Başkaldırının simgesi o ismin hikayesi ortaya çıktı

Tarihe geçmiş ve iyi bildiğimiz bir fotoğraf, Nazi selamı veren bir grup insanın arasında selam vermeden duran tepkili bir adam. Başkaldırının sembolü haline gelen bu adam kim..?

Başkaldırının simgesi o ismin hikayesi ortaya çıktı

Tarihe geçmiş ve iyi bildiğimiz bir fotoğraf, Nazi selamı veren bir grup insanın arasında selam vermeden duran tepkili bir adam. Başkaldırının sembolü haline gelen bu adam kim? Hikayesi bize neler anlatıyor? Neden içerisinde bulunduğu kalabalıktan farklı davranıyor?

War History Online adlı web sayfası, August Landmesser'ın ve o fotoğrafın hikayesini yazdı.

Kendisi de bir Nazi Partisi üyesi olmasına rağmen, bir gösteri esnasında çevresindeki herkes Nazi selamı verirken kollarını göğsünde birleştirip selam vermemeyi tercih eden Landmesser'in hikayesi de fotoğraf kadar ilginç. İşte o fotoğrafın ardındaki hüzünlü aşk hikayesi ve bir ailenin dramı.

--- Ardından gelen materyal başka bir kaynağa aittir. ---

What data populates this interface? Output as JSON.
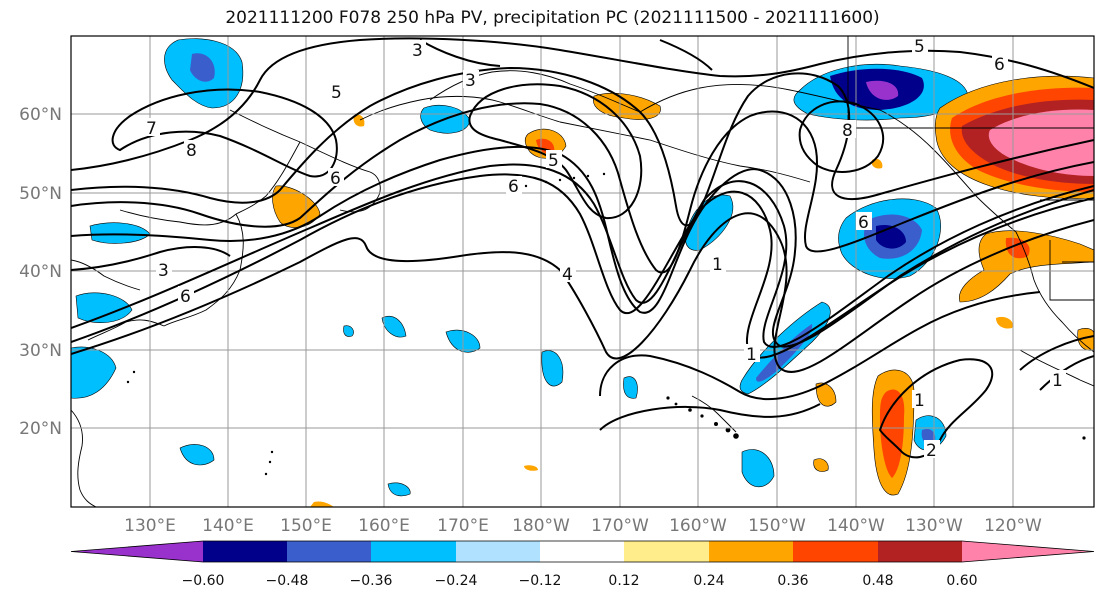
{
  "title": "2021111200 F078 250 hPa PV, precipitation PC (2021111500 - 2021111600)",
  "longitude_labels": [
    "130°E",
    "140°E",
    "150°E",
    "160°E",
    "170°E",
    "180°W",
    "170°W",
    "160°W",
    "150°W",
    "140°W",
    "130°W",
    "120°W"
  ],
  "latitude_labels": [
    "60°N",
    "50°N",
    "40°N",
    "30°N",
    "20°N"
  ],
  "contour_labels": [
    "3",
    "5",
    "7",
    "8",
    "6",
    "5",
    "3",
    "6",
    "8",
    "6",
    "4",
    "1",
    "1",
    "1",
    "3",
    "6",
    "1",
    "2",
    "5",
    "6"
  ],
  "colorbar": {
    "ticks": [
      "−0.60",
      "−0.48",
      "−0.36",
      "−0.24",
      "−0.12",
      "0.12",
      "0.24",
      "0.36",
      "0.48",
      "0.60"
    ],
    "colors": [
      "#9932cc",
      "#00008b",
      "#3a5fcd",
      "#00bfff",
      "#b0e2ff",
      "#ffffff",
      "#ffec8b",
      "#ffa500",
      "#ff4500",
      "#b22222",
      "#ff82ab"
    ]
  }
}
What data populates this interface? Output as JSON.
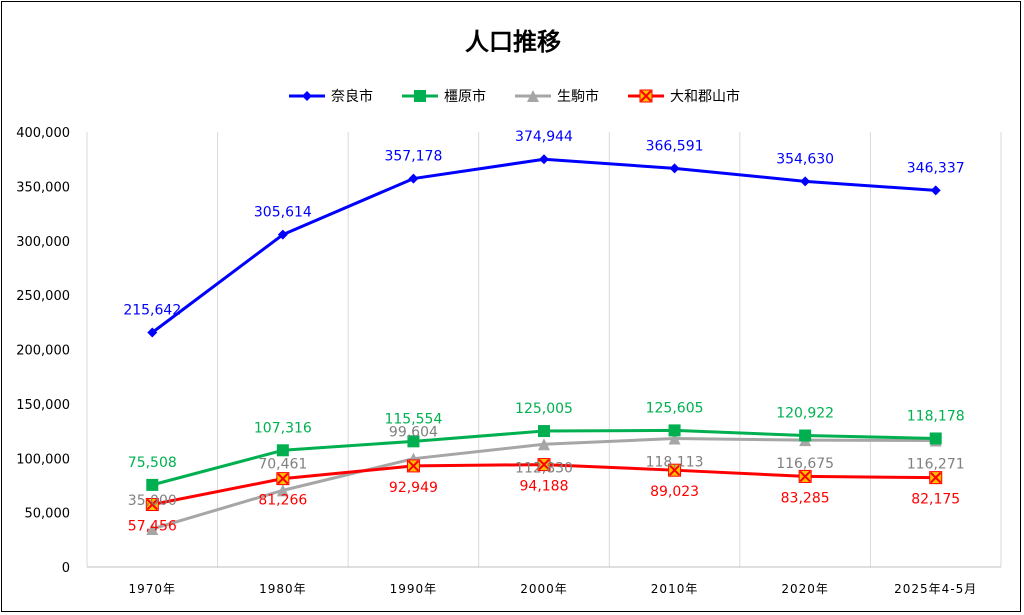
{
  "chart_data": {
    "type": "line",
    "title": "人口推移",
    "xlabel": "",
    "ylabel": "",
    "categories": [
      "1970年",
      "1980年",
      "1990年",
      "2000年",
      "2010年",
      "2020年",
      "2025年4-5月"
    ],
    "ylim": [
      0,
      400000
    ],
    "yticks": [
      0,
      50000,
      100000,
      150000,
      200000,
      250000,
      300000,
      350000,
      400000
    ],
    "ytick_labels": [
      "0",
      "50,000",
      "100,000",
      "150,000",
      "200,000",
      "250,000",
      "300,000",
      "350,000",
      "400,000"
    ],
    "grid": "vertical",
    "legend_position": "top",
    "series": [
      {
        "name": "奈良市",
        "color": "#0000ff",
        "marker": "diamond",
        "values": [
          215642,
          305614,
          357178,
          374944,
          366591,
          354630,
          346337
        ],
        "labels": [
          "215,642",
          "305,614",
          "357,178",
          "374,944",
          "366,591",
          "354,630",
          "346,337"
        ]
      },
      {
        "name": "橿原市",
        "color": "#00b050",
        "marker": "square",
        "values": [
          75508,
          107316,
          115554,
          125005,
          125605,
          120922,
          118178
        ],
        "labels": [
          "75,508",
          "107,316",
          "115,554",
          "125,005",
          "125,605",
          "120,922",
          "118,178"
        ]
      },
      {
        "name": "生駒市",
        "color": "#a6a6a6",
        "marker": "triangle",
        "values": [
          35000,
          70461,
          99604,
          112830,
          118113,
          116675,
          116271
        ],
        "labels": [
          "35,000",
          "70,461",
          "99,604",
          "112,830",
          "118,113",
          "116,675",
          "116,271"
        ]
      },
      {
        "name": "大和郡山市",
        "color": "#ff0000",
        "marker": "x-square",
        "values": [
          57456,
          81266,
          92949,
          94188,
          89023,
          83285,
          82175
        ],
        "labels": [
          "57,456",
          "81,266",
          "92,949",
          "94,188",
          "89,023",
          "83,285",
          "82,175"
        ]
      }
    ]
  }
}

1931 senesinde August Landmesser Nazi Partisi üyesi olduğunda, Hitler henüz Alman Şansölyesi olmamıştı. Landmesser, ırkçı söylemlere itibar eden bir insan değildi, ancak işini koruyabilmek için Nazi Partisi üyesi olmak zorundaydı. Fakat genç adamın özel hayatı, mensubu olduğu partinin ideolojik görüşlerine bütünüyle ters bir çizgide ilerlemeye başlamıştı.

1935 senesinde Irma Eckler adlı bir Yahudi ile aşk yaşamaya başlayan Landmesser, Nazi ideolojisinin asla tahammül edemeyeceği bir eylemde bulunmuştu. Eckler'in hamile kalması ise Landmesser'ın partiden ihraç edilmesi için yeterli bir sebep olsa da, kendisi bu durumu önemsemiyordu. İkili evlenmeye karar vermişlerdiyse de, bu planları şiddetli bir şekilde engellendi.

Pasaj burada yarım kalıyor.